Nettement mieux rôdé, le concerto pour violon et orchestre à cordes en ré mineur de Félix Mendelssohn-Bartholdy fut légitimement salué par une ovation du public de la basilique : les attaques de mesures sont nettes et les enchaînements harmonieux. La soliste y développe une riche palette de nuances, concédant ici ou là un rubato humanisant sa perception et sa restitution de l'œuvre et ce, pour notre plus grand bonheur. L'Andante y fait entendre des aigus cristallins, des timbres lumineux ainsi que des modulations élégamment éprouvées par les instrumentistes tandis que l'Allegro enchaîné du dernier mouvement permet à la soliste d'illustrer sa virtuosité avec une fin littéralement magistrale et haute en couleurs musicales.

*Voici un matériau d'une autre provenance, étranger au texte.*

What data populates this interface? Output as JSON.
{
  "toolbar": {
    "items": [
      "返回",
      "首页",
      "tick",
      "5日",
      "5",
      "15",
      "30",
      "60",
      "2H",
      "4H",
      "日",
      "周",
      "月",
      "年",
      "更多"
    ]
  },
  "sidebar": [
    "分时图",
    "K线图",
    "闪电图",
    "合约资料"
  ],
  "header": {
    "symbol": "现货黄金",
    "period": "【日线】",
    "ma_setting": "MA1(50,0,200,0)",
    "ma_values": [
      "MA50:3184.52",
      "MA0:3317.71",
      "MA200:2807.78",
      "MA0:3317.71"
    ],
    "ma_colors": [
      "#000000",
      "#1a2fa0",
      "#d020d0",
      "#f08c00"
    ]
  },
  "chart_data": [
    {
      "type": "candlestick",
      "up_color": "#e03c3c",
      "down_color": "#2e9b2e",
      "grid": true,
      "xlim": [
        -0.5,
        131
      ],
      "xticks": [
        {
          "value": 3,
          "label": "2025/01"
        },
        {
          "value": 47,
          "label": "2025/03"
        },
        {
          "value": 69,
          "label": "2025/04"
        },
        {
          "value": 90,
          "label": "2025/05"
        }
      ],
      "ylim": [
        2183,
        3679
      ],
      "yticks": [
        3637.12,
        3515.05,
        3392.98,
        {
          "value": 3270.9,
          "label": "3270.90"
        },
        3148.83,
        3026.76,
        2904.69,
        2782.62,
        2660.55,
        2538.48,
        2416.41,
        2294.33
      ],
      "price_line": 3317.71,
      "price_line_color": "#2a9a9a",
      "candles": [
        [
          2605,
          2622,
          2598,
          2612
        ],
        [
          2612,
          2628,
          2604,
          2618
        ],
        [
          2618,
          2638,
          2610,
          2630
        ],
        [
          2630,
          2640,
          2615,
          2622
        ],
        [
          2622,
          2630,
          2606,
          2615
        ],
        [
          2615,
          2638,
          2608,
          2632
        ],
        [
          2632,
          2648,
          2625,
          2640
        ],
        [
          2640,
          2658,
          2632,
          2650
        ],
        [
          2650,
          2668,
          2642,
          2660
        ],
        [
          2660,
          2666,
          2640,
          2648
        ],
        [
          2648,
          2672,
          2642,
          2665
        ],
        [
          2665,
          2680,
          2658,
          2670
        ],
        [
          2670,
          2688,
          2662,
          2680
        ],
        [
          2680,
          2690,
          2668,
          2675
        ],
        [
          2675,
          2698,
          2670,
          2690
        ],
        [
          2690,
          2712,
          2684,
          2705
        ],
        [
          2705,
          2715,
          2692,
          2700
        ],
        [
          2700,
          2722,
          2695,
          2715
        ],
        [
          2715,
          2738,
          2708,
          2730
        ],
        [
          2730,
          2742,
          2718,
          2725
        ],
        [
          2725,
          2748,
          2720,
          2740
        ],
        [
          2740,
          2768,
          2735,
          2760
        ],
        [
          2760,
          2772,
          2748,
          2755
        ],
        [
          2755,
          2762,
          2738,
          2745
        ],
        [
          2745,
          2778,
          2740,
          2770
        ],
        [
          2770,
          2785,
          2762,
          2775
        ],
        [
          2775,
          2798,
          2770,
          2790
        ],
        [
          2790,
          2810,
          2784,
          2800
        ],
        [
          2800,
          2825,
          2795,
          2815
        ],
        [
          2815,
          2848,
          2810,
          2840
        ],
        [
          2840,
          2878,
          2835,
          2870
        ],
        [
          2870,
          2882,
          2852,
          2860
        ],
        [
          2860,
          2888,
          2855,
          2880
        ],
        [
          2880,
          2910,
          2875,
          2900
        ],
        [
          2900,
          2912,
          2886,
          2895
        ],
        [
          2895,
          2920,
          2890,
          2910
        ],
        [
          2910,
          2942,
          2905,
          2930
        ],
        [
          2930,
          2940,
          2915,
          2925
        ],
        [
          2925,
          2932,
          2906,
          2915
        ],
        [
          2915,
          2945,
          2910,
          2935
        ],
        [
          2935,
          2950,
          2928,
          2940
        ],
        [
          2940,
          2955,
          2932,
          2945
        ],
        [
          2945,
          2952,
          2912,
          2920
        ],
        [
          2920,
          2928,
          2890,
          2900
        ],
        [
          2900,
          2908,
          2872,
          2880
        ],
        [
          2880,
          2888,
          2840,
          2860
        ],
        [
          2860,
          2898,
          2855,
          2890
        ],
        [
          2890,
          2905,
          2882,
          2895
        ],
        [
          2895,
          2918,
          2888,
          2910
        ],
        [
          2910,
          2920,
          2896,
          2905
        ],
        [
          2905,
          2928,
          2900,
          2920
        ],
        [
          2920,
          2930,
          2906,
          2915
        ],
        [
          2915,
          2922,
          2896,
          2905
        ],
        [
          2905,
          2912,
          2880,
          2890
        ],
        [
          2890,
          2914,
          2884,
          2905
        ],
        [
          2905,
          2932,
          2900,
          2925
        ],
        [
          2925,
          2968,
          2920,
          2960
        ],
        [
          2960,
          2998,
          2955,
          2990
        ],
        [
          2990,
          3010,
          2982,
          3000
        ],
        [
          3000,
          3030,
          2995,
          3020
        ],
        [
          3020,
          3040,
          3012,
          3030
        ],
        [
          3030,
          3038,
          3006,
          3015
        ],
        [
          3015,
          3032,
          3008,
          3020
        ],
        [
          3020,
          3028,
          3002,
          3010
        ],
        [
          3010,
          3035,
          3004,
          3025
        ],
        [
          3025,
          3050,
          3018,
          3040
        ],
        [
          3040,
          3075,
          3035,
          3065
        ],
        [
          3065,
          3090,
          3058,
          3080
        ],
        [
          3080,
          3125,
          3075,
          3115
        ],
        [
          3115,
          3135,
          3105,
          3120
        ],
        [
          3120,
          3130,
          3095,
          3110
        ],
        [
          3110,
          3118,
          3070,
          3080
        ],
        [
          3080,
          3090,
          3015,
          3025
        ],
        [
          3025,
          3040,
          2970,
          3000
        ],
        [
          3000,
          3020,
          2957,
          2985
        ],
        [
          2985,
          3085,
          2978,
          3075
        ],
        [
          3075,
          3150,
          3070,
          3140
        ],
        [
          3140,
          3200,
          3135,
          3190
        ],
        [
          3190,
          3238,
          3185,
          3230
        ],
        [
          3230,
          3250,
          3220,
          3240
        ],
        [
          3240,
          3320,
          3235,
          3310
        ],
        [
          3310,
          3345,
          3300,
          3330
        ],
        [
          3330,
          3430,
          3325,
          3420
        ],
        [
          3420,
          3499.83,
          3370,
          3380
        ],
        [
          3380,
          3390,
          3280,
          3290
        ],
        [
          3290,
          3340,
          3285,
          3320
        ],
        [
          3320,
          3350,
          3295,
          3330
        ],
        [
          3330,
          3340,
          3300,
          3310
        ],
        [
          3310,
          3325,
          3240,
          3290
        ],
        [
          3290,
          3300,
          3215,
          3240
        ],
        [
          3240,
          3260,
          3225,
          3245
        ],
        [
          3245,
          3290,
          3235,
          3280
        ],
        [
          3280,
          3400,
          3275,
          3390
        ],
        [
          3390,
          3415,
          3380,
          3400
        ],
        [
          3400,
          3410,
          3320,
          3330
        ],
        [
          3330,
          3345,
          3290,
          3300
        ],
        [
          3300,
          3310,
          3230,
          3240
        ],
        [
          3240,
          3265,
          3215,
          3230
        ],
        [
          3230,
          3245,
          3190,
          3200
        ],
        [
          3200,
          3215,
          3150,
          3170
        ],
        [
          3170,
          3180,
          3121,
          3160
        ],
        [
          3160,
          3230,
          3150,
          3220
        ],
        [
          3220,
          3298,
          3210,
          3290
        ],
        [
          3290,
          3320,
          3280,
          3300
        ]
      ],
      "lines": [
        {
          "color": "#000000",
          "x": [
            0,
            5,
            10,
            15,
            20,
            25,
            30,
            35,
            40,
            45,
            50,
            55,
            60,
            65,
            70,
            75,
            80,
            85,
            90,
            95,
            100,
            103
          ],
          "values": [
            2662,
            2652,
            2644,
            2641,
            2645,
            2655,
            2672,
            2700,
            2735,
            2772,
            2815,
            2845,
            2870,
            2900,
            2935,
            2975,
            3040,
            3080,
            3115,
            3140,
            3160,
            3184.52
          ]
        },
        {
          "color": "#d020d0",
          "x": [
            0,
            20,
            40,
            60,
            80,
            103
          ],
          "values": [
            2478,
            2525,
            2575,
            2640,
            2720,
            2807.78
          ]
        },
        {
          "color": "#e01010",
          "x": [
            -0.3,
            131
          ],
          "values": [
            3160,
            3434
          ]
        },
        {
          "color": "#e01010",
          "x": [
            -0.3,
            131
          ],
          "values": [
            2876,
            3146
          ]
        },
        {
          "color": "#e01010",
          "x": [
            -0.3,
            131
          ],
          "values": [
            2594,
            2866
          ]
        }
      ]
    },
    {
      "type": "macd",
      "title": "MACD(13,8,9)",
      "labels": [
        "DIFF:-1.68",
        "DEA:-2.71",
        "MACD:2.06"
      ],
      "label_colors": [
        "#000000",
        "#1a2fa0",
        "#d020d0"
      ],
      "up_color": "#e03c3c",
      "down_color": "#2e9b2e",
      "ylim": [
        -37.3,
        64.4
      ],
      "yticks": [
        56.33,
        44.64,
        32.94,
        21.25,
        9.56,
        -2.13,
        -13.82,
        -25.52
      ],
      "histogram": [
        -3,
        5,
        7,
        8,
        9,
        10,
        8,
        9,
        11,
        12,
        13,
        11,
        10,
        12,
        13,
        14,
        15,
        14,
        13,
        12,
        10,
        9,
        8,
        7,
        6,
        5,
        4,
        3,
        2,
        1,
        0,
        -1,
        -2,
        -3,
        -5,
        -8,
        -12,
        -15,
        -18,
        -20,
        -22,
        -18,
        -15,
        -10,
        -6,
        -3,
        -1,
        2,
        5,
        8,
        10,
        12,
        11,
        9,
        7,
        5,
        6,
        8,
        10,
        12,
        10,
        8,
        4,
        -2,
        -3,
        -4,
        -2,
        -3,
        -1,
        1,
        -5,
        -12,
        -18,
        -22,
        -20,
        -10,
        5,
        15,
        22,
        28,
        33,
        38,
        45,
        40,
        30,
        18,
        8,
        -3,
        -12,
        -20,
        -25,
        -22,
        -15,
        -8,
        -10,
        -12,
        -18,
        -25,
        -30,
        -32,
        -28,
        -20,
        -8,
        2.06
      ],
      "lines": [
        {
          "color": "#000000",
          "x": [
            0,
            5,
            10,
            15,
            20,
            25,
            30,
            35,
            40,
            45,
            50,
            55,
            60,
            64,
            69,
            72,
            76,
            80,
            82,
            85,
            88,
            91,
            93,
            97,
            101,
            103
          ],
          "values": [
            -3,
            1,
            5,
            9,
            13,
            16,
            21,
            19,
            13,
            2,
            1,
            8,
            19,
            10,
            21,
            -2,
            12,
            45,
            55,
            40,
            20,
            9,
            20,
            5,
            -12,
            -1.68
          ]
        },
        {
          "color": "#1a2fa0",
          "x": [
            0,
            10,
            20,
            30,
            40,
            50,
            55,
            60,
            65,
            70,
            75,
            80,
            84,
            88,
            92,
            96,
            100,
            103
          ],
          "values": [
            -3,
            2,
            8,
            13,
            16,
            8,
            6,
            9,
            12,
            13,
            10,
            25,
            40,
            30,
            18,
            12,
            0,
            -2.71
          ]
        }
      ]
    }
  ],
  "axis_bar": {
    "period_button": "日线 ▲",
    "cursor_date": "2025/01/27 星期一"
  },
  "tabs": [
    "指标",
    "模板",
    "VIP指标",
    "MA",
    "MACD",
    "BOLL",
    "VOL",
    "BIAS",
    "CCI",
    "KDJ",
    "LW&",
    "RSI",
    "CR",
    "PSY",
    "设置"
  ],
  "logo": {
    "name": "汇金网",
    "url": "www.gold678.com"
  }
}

Berliner Camerata, Nice, mai 2015. Olga Pak (violon), Alexey Naumenko (violon), Temur Vakhabov (violon), Tal Riva Theodorou (alto), Andrey Kalashnikov (contrebasse) et Yann Merker (Violoncelle). Photographie © D.R.
En deuxième partie, le premier mouvement moderato du concerto pour violoncelle et orchestre en do majeur Hob. VIIb.1 de Franz-Joseph Haydn, dont la partition de 1762 avait été égarée avant d'être redécouverte en 1961, place Yann Merker au cœur de l'ensemble. Le violoncelliste lyonnais y privilégie, dans un jeu très personnel non dénué d'accentuations parfois rugueuses, la nervosité du rythme tout en parvenant à préserver l'expressivité des nuances. C'est ensuite au tour d'Alexey Naumenko d'occuper le rôle de soliste pour jouer le concerto pour violon et orchestre à cordes en la mineur BWV 1041 de Johann Sebastian Bach : le soliste pétersbourgeois nous y convainc, plus dans les premier et troisième mouvements, par de belles résonnances. Le concerto no 2 en sol mineur, op. 8, RV 315 « l'été », extrait des Quatre saisons d'Antonio Vivaldi permet à la Berliner Camerata de terminer ce concert dominical sur une magnifique prestation, notamment celle d'Olga Pak où la fougue intérieure remplace la partition. Le célébrissime presto fut offert en « bis » aux mélomanes d'une nef comble et enthousiaste.